I had no idea how much life would dramatically change that year, or even this year.
This year was a wonderful and, at the same time, chaotic for me. If you told me last year that I would be writing about myself in a Chicagoland house while listening to the wind outside, I don't know if I would've fully believed you.
I had a friend named Steve who passed on unexpectedly this year. In February, I had one last good conversation with him. He was someone who I knew since I was a teenager, and we connected on a somewhat regular basis.
Steve asked me what happened to my plans to go to film school or write fiction.
"I got involved in religion," I said.
"Jesus doesn't like stories?" Steve asked. "Man, that's weird. Don't remember that one in the New Testament. I knew you when you were a kid, bud. You loved stories and movies. You blasted Bad Religion and Social Distortion all the time. You're so boring now."
We both laughed.
Me: "I do those things as a pastor though.

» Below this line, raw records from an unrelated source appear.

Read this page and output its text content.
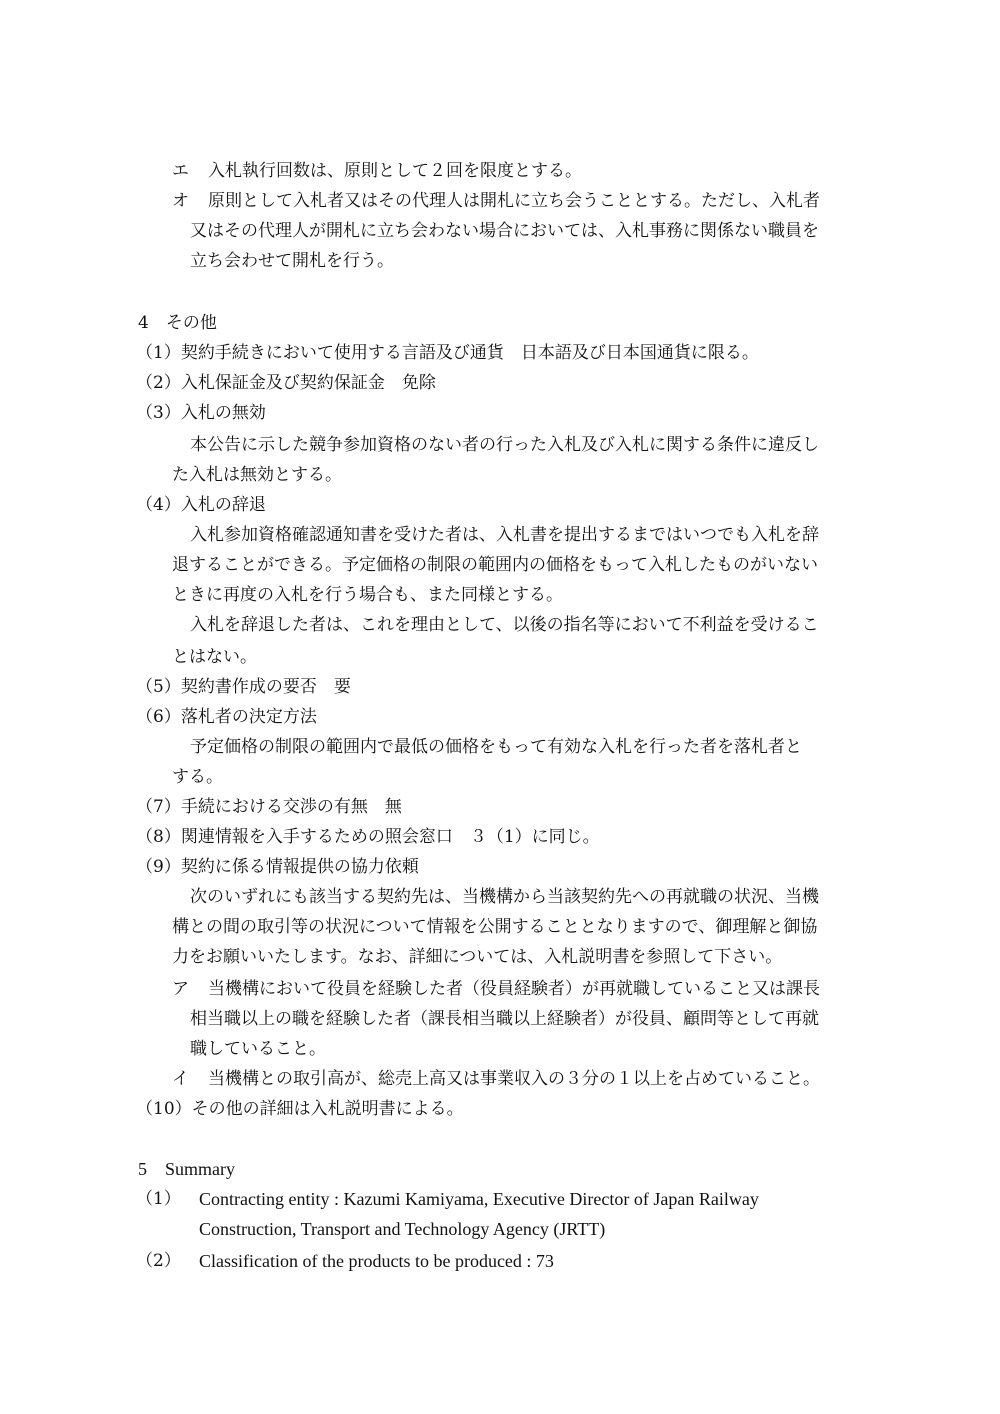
エ 入札執行回数は、原則として２回を限度とする。
オ 原則として入札者又はその代理人は開札に立ち会うこととする。ただし、入札者
又はその代理人が開札に立ち会わない場合においては、入札事務に関係ない職員を
立ち会わせて開札を行う。
4　その他
（1）契約手続きにおいて使用する言語及び通貨　日本語及び日本国通貨に限る。
（2）入札保証金及び契約保証金　免除
（3）入札の無効
本公告に示した競争参加資格のない者の行った入札及び入札に関する条件に違反し
た入札は無効とする。
（4）入札の辞退
入札参加資格確認通知書を受けた者は、入札書を提出するまではいつでも入札を辞
退することができる。予定価格の制限の範囲内の価格をもって入札したものがいない
ときに再度の入札を行う場合も、また同様とする。
入札を辞退した者は、これを理由として、以後の指名等において不利益を受けるこ
とはない。
（5）契約書作成の要否　要
（6）落札者の決定方法
予定価格の制限の範囲内で最低の価格をもって有効な入札を行った者を落札者と
する。
（7）手続における交渉の有無　無
（8）関連情報を入手するための照会窓口　３（1）に同じ。
（9）契約に係る情報提供の協力依頼
次のいずれにも該当する契約先は、当機構から当該契約先への再就職の状況、当機
構との間の取引等の状況について情報を公開することとなりますので、御理解と御協
力をお願いいたします。なお、詳細については、入札説明書を参照して下さい。
ア 当機構において役員を経験した者（役員経験者）が再就職していること又は課長
相当職以上の職を経験した者（課長相当職以上経験者）が役員、顧問等として再就
職していること。
イ 当機構との取引高が、総売上高又は事業収入の３分の１以上を占めていること。
（10）その他の詳細は入札説明書による。
5　Summary
（1） Contracting entity : Kazumi Kamiyama, Executive Director of Japan Railway
Construction, Transport and Technology Agency (JRTT)
（2） Classification of the products to be produced : 73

I don't see how fiction fits into that."
Steve: "Ah, yes. You're too busy being God's mouthpiece. Something tells me chasing your childhood dreams would do you some good. Just go for it, man. Take it from a quasi-Buddhist: Jesus would want you to write stories. Stop being lame and grumpy and write already."
I didn't really listen to that advice until this year. It was one of the most terrifying and exciting things I did in a long time. He was alive long enough to see my first story published.

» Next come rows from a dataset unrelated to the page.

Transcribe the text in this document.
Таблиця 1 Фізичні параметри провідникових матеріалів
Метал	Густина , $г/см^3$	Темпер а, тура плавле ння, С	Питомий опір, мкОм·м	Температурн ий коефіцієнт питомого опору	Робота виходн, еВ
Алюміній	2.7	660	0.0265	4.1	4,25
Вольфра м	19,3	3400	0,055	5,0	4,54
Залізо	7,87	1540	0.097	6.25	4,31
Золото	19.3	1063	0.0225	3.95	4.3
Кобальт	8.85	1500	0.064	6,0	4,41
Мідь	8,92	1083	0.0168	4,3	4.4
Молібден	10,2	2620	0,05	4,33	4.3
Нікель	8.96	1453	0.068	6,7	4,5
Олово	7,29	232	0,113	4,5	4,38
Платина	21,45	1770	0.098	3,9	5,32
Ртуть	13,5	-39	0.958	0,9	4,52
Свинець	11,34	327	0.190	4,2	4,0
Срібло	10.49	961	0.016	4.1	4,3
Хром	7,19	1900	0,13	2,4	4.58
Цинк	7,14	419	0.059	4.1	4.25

So, if you were to ask me what I learned the most this year, I would say that intentional friendships are vital. Surround yourself with people who want nothing but the best for you.
The gift of friendship is not something that's really celebrated enough, especially in church circles. This year, I learned how amazing my weird community is and how it continues to grow. Good friends push you to be the best version of yourself, whatever that looks like. God puts them there for a reason. Cherish them while you can, because nothing is ever guaranteed.
I will always be grateful for Steve's friendship, because he knew how to communicate in my religious language despite him not being a Christian. He saw the good faith did in my life, and didn't discourage it. He gave me, in some ways, a great model for how to communicate with people.
So as 2022 comes in, I am going to continue investing in deeper friendships and make connections with people I wouldn't make connections with. I wouldn't trade the people in my life who stayed the course for anything else. God used them to help lead me here, and for that I am deeply grateful.
With all of that being said, I bid farewell to 2021: what began as a rough year turned into one of the most memorable and formative years of my life. I'm going to celebrate it with intentionality and a forward-looking posture.
I don't know what lies in store for me in 2022.
As far as creativity is concerned, I still have two nonfiction book projects and a potential novel project in the files. I will be experimenting with poetry and standup comedy. I will continue writing short stories as they come to me.
Beyond that, I will be graduating in 2022 with a Graduate Certificate in Anabaptist Studies and then in 2023 I will be officially done with school forever when I get my Doctorate of Ministry.
But as for today, which is all I will know in this moment, I will choose to live into forgiveness, mercy, and hope.
And maybe today I won't pick up a book written by a jerk.
It's what Jesus and Steve would want me to do... and it'll cause me less stress wrinkles.